The little fellow got an octopus.
Risto immediately found some doggy friends.

The next apartment we visited was a bit better. This was a one-bedroom apartment with a joined living room/kitchen and toilet, with only one family living there. The monthly rent is 350ZAR (about 17€), which is already significantly higher than the rent of a “hostel apartment”. Our guide told us that he currently lived in such an apartment with his family. He said that having a private toilet made life so much better now. No more getting up at the crack of dawn to get to work by 8am.

This apartment has a little more space and privacy.
Two competing barbecue kiosks.

Next we continued to Langa’s Beverly Hills, home to Langa’s best-off residents. It was interesting to hear that even Langa residents who could afford to move out prefer to stay in their neighbourhoods, but are trying to get a place in Langa Beverly Hills. Unfortunately, however, this is not easy, as there is little room for new, more spacious housing to be built. So to get a place to live in the area, you would have to manage to buy a flat from someone who already lives there. The last time that happened was in 2003. So Beverly Hills is a sought-after residential area even in Cape Town.

Apartments in the 'Beverly Hills' part of Langa cost around 1,500,000 ZAR (75,000 EUR).
Works by local artists were also on sale.
If you don't have enough money for the whole sugar package, you can get just two tablespoons of sugar here if you want.
People gather at this bar to watch football.
This bar, on the other hand, only serves home-brewed drinks.

Finally, we visited the part of Langa that is best described by the word “slum”. These shacks are built of all sorts of building materials, with no running water or electricity. They are cold in winter and hot in summer. In the coldest months, fires are very common, as people heat their shacks with gas and oil heaters, as well as open fires in large paint cans. However, in the apartment we visited, it was really warm, even though it was a chilly day outside.
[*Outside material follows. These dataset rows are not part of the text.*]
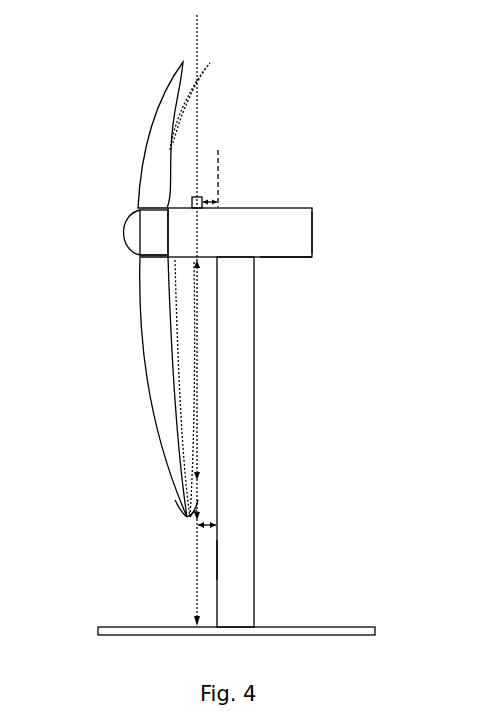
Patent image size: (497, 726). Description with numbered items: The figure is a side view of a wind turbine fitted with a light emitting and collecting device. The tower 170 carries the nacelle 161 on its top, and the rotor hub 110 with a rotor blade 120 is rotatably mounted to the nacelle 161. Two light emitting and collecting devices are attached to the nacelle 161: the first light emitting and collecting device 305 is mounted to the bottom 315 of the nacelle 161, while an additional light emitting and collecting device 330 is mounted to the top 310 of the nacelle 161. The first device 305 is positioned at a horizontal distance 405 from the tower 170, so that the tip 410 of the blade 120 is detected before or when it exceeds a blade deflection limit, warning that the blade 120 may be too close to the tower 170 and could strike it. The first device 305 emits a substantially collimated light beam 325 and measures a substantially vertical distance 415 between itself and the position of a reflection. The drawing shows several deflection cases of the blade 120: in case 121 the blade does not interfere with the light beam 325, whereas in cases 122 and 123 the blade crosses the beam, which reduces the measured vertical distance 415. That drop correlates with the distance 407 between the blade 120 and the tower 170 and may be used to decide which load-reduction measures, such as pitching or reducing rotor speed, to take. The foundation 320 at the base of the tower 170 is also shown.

The rotor hub 110 is at (132, 232).
The rotor blade 120 is at (155, 308).
The deflection case 121 is at (187, 512).
The deflection case 122 is at (197, 520).
The deflection case 123 is at (205, 500).
The nacelle 161 is at (303, 228).
The tower 170 is at (240, 590).
The first light emitting and collecting device 305 is at (168, 258).
The top of the nacelle 310 is at (298, 209).
The bottom of the nacelle 315 is at (298, 257).
The foundation 320 is at (365, 627).
The collimated light beam 325 is at (200, 33).
The additional light emitting and collecting device 330 is at (192, 200).
The horizontal distance 405 is at (210, 200).
The distance between blade and tower 407 is at (212, 530).
The blade tip 410 is at (178, 490).
The vertical distance 415 is at (218, 560).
The occupants were probably heating their home efficiently because there was a small baby living there. Ronja gave one of the octopi she made to this little girl.

Langa slums.
Men can get their hair done in the blue container. The pink container is for women.
This little baby also got an octopus.

Because the buildings in the slum area are so close together, the fires spread quickly and destroy the homes of hundreds of people at a time. The last time this happened was in December. Langa has its own fire brigade, which is only a 10min drive away, but even so, when a fire breaks out, the damage is usually extensive.

Slums are often built next to the “hostel housing”, because then the people living in the slum can draw electricity from the buildings. They also share toilets with families living in shared housing.

Large murals encourage people to get vaccinated.
Braai means barbecue.

After our visit to Langa was over, we went to the hotel to meet the leaders of our overlanding trip and possibly other travelling companions. As we were there a little early, we only met a few other travelling companions. We were told that there would be no more than 15 of us on the truck in addition to the guide, the driver and a German interpreter. That was excellent news, because now we potentially have a bit more room in the truck for everyone. We quickly filled in all the necessary paperwork and then returned to the apartment to repack our backpacks for the six-week truck ride.

We'll be hitting the road on Saturday in this vehicle.